Stop the sugary foods – pasta, breads, rice, muffins, cereal, and focus on consuming a colourful plant based diet. Limit your caffeine intake to one coffee per day, no more soda and no more energy drinks! Even switching to herbal tea would make a huge impact! Get off the cigarettes and curb your evening wine or drinks. It all interferes with your entire system.

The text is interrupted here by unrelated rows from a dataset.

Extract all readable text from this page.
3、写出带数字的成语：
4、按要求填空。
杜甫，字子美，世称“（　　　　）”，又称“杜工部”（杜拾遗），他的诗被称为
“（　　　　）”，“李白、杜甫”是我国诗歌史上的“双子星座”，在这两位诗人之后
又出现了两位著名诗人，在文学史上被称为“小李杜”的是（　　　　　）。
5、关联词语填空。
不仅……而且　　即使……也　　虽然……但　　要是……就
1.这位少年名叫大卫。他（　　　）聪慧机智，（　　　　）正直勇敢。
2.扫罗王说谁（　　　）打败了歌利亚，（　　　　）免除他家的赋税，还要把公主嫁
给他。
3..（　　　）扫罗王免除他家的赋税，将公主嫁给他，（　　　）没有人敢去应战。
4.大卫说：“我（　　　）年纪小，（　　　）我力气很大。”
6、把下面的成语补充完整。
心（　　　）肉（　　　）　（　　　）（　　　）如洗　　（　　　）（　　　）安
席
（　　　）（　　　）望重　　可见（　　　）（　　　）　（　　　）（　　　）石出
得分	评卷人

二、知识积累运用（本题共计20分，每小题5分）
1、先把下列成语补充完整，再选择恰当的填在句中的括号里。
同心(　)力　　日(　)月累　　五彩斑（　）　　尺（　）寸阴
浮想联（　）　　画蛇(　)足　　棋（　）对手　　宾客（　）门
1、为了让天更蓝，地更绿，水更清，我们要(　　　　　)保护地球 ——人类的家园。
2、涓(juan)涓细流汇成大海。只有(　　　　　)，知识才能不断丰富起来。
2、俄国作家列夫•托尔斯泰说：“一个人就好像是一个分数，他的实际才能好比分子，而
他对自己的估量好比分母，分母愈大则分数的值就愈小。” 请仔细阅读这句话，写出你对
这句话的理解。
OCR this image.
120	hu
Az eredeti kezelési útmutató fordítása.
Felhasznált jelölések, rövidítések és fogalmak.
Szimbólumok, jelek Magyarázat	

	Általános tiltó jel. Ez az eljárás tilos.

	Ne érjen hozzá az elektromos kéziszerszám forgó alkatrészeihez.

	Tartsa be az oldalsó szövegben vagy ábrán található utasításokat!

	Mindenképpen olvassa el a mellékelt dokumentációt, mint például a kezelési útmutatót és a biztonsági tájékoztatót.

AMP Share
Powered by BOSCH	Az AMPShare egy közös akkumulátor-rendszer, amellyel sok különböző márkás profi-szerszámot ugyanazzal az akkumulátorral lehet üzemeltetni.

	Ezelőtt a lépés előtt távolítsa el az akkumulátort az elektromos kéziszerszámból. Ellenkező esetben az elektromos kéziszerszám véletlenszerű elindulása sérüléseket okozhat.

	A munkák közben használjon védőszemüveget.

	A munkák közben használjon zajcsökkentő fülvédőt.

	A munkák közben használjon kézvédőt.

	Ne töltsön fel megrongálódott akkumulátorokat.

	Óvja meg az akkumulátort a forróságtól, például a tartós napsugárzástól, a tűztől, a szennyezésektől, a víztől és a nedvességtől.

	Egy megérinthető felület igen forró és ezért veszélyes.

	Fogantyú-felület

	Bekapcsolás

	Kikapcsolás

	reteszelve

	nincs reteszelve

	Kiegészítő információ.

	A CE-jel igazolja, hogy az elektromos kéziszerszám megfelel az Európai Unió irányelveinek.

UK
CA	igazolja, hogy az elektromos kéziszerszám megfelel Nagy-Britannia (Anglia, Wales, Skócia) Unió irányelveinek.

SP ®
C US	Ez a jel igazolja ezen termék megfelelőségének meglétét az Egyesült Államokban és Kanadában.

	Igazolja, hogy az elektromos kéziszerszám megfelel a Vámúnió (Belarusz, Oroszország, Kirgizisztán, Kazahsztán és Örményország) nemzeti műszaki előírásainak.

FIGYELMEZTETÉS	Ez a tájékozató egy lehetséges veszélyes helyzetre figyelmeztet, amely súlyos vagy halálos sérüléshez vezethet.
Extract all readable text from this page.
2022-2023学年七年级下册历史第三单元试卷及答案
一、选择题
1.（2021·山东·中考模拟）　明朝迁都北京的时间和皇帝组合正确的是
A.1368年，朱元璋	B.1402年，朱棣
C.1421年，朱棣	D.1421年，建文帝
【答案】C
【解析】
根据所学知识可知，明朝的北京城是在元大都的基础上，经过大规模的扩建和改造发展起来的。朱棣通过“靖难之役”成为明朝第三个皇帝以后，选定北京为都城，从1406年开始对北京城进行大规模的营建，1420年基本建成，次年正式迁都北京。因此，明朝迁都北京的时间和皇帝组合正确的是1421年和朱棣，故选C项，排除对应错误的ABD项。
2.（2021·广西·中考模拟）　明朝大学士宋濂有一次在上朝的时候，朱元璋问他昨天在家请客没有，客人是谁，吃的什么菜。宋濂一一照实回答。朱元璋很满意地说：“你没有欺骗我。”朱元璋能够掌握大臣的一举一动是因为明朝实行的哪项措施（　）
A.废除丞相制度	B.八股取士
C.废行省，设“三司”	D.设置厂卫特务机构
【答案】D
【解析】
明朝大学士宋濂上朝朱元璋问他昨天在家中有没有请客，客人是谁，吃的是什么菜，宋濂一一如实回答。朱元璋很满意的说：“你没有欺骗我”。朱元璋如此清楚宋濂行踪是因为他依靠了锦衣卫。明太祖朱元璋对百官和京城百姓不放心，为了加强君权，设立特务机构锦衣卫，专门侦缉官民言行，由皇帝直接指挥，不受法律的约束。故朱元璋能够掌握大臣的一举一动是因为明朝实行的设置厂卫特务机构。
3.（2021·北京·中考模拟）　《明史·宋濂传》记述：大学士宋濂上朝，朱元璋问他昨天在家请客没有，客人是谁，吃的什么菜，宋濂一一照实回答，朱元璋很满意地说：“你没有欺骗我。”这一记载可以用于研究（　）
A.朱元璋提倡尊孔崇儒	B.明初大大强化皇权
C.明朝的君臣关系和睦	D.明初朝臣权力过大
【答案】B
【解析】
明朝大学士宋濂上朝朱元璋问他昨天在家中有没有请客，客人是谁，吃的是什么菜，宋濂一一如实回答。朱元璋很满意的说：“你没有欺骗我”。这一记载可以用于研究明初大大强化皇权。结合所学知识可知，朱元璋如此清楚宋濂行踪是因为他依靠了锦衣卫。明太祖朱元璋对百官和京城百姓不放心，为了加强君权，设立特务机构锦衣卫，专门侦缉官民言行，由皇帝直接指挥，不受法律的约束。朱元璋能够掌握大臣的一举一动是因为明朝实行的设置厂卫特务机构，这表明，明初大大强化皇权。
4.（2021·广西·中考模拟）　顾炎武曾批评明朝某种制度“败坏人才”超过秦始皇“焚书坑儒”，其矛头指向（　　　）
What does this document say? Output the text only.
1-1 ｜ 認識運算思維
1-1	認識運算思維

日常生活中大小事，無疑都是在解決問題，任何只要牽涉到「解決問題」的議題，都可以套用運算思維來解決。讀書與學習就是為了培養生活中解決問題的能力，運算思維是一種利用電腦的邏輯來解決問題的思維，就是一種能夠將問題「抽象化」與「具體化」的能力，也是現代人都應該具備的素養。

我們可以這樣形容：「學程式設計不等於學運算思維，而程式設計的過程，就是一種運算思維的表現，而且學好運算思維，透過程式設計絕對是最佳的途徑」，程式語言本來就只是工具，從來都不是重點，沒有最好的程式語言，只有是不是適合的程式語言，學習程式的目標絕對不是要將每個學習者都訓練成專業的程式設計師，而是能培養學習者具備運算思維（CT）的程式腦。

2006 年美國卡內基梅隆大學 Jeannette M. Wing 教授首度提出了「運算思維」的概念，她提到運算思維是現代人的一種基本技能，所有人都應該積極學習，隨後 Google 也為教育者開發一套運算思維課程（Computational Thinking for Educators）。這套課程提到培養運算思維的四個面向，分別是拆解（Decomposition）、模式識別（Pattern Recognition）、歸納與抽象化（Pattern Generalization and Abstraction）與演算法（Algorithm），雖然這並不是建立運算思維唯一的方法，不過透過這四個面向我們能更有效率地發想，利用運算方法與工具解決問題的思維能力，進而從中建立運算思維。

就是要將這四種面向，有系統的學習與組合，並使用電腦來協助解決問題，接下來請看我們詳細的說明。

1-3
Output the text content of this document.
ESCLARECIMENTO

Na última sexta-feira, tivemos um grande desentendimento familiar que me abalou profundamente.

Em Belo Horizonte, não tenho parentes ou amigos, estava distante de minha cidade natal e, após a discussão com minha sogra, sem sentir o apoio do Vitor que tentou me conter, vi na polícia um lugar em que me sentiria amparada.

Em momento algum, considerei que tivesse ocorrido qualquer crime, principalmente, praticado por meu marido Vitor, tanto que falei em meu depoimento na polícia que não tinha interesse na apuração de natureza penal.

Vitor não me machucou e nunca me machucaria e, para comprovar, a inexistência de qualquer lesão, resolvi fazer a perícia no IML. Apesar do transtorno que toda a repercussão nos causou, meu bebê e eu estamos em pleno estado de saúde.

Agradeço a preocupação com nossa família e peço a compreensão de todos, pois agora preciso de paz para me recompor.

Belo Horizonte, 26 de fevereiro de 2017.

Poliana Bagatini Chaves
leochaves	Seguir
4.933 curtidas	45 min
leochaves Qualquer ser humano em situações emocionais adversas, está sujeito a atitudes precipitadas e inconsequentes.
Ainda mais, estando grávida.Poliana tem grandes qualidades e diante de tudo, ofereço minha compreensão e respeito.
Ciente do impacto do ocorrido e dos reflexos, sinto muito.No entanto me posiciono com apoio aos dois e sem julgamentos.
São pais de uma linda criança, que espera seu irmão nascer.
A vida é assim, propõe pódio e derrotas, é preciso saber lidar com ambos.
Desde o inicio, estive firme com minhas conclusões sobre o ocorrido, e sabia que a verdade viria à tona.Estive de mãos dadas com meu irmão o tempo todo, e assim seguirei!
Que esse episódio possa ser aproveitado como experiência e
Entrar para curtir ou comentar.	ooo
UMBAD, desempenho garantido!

2. Begin a Daily Stress Reduction Practice

Even for 5 minutes a day, sit in a relaxed position and let you mind focus on gratitude. Focus on your breath, the easiest thing you can be grateful for. Follow your breath and feel its powerful rhythm. Enjoy the moment between inhalation and exhalation – the pause – as there is power in the stillness. This little bit of time will help to centre you for your day.

3. Move that Body!

Seriously, for even 15 minutes a day. Turn the music up and dance! Or speed walk around the neighbourhood with your family. Be silly, take turns seeing who can walk the fastest! Get your heart rate up and have fun! Try a class at the gym, do a yoga video on YouTube, or try a high intensity interval training session. Just move it more often and your body will reward you by feeling energized and more alive.

4. Master Your Mind

Decide what demands your attention and what can wait. Prioritize your to-do list and understand that you can only do what you can do. Try to stop focusing on staying ahead of the clock. What are you rushing against anyway? We all end up in the same place, so why rush through life so quickly?

5. Get Adjusted!

Your spine needs to be in alignment to let you function at 100%! Get adjusted regularly and know that the interferences that find their way into your spine via stress, injuries, repetition and toxins are being removed by your Doctor of Chiropractic.